DB bulk transfers of contracted-out rights
New regulations will also enable bulk transfers of contracted-out (salary-related) rights to take place without member consent, in certain circumstances, to schemes that have never been contracted-out.
Provided certain conditions are met, on and from 6 April 2018, an employer in a multi-employer DB scheme will be able to defer the requirement to pay an employer debt on ceasing to employ an active member, via a “deferred debt arrangement”. This option will sit alongside the current options for managing employer debt. See our Alert for details.
Following the Chancellor’s November Budget, the latest Finance (No.2) Bill includes:
- new powers for HMRC to register and deregister certain pension schemes “to tackle scams and fraudulent schemes”
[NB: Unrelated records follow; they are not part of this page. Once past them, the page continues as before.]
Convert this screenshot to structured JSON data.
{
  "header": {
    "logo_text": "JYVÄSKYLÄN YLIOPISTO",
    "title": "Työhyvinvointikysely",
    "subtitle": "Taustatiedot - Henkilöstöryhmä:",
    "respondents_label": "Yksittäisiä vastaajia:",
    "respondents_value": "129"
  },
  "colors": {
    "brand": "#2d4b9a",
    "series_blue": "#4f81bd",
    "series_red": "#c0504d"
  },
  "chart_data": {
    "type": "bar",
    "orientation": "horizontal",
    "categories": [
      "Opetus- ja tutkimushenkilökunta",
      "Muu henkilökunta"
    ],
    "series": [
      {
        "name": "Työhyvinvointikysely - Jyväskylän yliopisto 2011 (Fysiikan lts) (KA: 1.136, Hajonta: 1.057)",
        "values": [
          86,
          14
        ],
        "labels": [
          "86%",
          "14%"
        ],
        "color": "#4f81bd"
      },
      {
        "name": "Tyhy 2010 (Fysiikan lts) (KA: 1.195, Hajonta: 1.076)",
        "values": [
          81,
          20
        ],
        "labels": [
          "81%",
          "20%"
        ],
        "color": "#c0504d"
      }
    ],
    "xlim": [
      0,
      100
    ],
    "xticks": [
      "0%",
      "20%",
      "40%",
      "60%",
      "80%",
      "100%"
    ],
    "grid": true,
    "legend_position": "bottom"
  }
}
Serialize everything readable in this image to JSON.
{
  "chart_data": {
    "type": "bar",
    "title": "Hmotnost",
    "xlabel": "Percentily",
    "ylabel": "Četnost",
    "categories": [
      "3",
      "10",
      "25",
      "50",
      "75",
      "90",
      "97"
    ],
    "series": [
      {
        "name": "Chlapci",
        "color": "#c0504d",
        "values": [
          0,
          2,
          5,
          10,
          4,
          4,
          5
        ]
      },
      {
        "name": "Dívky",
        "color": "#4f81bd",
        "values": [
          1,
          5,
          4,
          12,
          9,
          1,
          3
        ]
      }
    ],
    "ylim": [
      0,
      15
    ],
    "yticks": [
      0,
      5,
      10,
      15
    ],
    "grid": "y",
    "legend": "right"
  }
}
- powers for HMRC to refuse to register master trusts not authorised by TPR, or occupational pension schemes whose sponsoring employer has been a dormant company for a continuous period of one month.
In relation to master trusts, changes to the Finance Act 2004 will allow HMRC to align the pension scheme tax registration process with TPR’s authorisation and supervision regime for master trusts under the Pensions Schemes Act 2017.
The measures are intended to come into force on 6 April 2018.